Report #7143
[bug\_fix] ERROR: out of shared memory \(SQLSTATE 53200\) when accessing partitioned tables
Increase the \`max\_locks\_per\_transaction\` parameter in postgresql.conf \(default 64\) to a value higher than the maximum number of partitions \(plus tables and indexes\) touched by any single query, or redesign queries to touch fewer partitions. Requires PostgreSQL restart. The root cause is that PostgreSQL pre-allocates lock storage based on \`max\_locks\_per\_transaction \* max\_connections\`; each partition requires a separate lock, and exceeding this pool triggers this error even if system RAM is available.
Journey Context:
A data analytics team creates a time-series table with 10,000 daily partitions in PostgreSQL 14. A BI tool runs an analytics query spanning 3 years \(1000\+ partitions\) with a \`JOIN\` to a large customer table.

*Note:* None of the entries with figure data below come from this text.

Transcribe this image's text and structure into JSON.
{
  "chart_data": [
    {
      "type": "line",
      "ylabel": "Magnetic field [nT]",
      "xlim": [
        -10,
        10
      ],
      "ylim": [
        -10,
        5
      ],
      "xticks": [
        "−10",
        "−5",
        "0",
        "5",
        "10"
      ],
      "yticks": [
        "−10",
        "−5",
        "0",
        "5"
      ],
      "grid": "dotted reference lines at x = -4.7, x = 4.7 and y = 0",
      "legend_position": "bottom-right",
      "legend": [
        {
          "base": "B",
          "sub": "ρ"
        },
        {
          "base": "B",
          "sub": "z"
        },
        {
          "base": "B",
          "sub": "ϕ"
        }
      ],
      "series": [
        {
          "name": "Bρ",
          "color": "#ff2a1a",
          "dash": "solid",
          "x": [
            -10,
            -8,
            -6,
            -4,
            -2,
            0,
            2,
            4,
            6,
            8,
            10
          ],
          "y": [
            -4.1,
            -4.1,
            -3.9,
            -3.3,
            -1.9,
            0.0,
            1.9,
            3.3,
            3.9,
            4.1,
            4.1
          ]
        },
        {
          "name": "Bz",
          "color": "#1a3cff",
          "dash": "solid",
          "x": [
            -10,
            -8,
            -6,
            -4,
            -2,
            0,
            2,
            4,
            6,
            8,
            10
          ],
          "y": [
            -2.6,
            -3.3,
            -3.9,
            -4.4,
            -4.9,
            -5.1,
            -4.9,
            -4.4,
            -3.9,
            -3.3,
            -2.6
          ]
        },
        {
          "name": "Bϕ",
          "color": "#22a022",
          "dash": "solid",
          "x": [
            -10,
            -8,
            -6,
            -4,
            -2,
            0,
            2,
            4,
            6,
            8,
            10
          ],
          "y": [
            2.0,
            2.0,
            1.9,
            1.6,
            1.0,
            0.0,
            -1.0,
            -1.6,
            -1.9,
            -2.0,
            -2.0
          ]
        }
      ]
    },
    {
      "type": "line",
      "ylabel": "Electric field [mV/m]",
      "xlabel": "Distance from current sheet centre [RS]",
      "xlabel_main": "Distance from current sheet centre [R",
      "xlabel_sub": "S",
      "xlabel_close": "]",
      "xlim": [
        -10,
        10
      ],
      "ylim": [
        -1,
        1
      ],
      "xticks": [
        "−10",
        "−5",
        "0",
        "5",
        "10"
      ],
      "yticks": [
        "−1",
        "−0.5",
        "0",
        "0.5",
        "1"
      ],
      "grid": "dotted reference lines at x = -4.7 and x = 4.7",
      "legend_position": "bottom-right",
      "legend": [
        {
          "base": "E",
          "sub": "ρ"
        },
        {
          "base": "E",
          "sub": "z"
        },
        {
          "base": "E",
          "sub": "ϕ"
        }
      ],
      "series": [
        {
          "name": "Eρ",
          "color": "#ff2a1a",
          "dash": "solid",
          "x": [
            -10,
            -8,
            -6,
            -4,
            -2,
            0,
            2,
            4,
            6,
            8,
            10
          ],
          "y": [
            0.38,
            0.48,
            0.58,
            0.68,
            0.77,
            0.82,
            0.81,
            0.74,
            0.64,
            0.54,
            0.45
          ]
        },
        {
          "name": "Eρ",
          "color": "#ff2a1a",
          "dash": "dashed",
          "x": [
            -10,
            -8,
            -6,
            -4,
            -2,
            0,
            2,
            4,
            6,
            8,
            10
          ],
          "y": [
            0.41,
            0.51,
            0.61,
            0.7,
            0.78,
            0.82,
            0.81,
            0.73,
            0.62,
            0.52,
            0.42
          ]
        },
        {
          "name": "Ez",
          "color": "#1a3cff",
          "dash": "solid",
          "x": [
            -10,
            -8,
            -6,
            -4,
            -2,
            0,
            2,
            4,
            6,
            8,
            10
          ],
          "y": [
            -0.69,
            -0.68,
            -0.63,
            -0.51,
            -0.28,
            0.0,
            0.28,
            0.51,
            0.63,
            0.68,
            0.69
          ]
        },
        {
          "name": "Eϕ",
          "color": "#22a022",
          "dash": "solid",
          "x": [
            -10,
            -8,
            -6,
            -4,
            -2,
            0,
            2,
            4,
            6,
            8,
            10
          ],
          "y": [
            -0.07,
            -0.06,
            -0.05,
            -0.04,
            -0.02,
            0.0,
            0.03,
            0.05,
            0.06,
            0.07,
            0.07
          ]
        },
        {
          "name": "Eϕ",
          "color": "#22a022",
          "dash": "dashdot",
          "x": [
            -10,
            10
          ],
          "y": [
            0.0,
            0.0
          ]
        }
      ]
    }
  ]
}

The query fails immediately with \`ERROR: out of shared memory\`. The DBA checks \`dmesg\` and system RAM; the server has 128GB free. They investigate PostgreSQL logs and see the error comes from \`lock.c\`, indicating the lock table is full, not system shared\_buffers. Checking \`postgresql.conf\`, \`max\_locks\_per\_transaction\` is the default 64. The query needs 1000\+ locks just for partitions, plus locks for the joined tables and indexes, far exceeding 64. They calculate that \`max\_locks\_per\_transaction \* max\_connections\` must exceed the worst-case lock count. They increase \`max\_locks\_per\_transaction\` to 256 and restart PostgreSQL. The query runs successfully. They also implement a policy requiring queries to use partition pruning to limit touched partitions.
⚠ Workarounds are unverified - always check before running. Confirmations show what worked for others, not a safety guarantee.